My little boy loved milk. Scott would not take a bottle with water or juice, it had to be milk. He would toddle around the house with a bottle always hanging from his lips. It was his comfort. It was something he could always count on. He soon graduated to sippy-cups, but again, they were always filled with milk. This wasn’t a problem until our family took a vacation with other neighborhood families to the island of Jamaica when he was three years old. He was the youngest of the children in our group, the next youngest child was seven at the time. The trip to Jamaica was very long and although I had put his sippy-cups of milk into a small cooler with an ice pack, there came a time when the milk just wasn’t cold anymore. After hours of traveling by van to the airport followed by two plane trips, we finally arrived in Jamaica. But then we had to take a long bus ride across the island to get to our resort. The bus was warm, the air conditioning was pitiful and everyone was tired. Many of us were also dealing with some motion sickness by now. Scott was exhausted and so was I, he pleaded with me for some milk. All he wanted was to comfort himself. But the milk was many hours old by now and not cold at all. He put the cup to his lips and made an odd face. Then he tried again . . . and again. Finally he looked at me and said “What’s wrong with my milk?” I explained to him that it was warm because we were in Jamaica and it had taken us a long time to get there. He stopped drinking milk for a while after that. For months following that trip, he would look at me wearily when I handed him a cup of milk and he would ask, “Is that Jamaica milk?” But finally he moved passed that and was able to enjoy his milk once again.

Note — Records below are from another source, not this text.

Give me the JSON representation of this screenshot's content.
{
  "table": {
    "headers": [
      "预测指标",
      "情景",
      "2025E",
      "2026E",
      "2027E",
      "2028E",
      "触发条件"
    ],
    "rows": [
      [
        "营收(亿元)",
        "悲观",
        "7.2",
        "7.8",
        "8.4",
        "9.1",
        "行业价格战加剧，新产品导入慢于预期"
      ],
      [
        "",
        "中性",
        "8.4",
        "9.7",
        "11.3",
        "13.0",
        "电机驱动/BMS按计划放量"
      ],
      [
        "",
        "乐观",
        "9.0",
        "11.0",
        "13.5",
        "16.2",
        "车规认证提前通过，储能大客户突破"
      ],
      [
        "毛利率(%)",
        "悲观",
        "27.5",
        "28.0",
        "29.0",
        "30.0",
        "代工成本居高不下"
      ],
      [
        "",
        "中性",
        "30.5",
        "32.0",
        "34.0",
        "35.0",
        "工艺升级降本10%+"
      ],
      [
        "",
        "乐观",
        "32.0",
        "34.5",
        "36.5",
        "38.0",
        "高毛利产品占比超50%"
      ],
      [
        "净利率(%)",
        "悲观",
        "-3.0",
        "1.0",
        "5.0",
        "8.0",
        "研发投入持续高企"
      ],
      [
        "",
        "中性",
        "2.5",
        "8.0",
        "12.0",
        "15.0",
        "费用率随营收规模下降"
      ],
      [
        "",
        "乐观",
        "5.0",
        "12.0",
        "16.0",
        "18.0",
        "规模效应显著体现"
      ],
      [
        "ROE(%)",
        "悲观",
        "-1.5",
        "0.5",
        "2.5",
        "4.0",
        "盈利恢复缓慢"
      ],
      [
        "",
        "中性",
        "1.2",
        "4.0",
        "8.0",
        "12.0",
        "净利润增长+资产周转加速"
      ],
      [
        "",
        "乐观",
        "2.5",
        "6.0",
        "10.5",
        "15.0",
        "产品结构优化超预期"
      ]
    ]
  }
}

That is, until a couple of years later when he was five. I became seriously ill and was in the hospital for a few weeks. My mother-in-law was at my house taking care of my children and Scott developed what I will simply call a “bathroom issue.” My mother-in-law’s cure for this was to give him prune juice. He didn’t like to drink any juice, but he certainly didn’t like prune juice. In her attempt to help him with his little problem, she thought she would put some prune juice into his milk. The boy became traumatized! His one comfort was gone once again, tainted by prune juice. When I finally came home from the hospital, the little guy fearfully told me his harrowing tale. I told him not to worry, I wouldn’t put prune juice in his milk. He sighed with relief.
To this day he is still my milk baby. I can’t help but smile when I see him with a full glass of milk sitting at the table.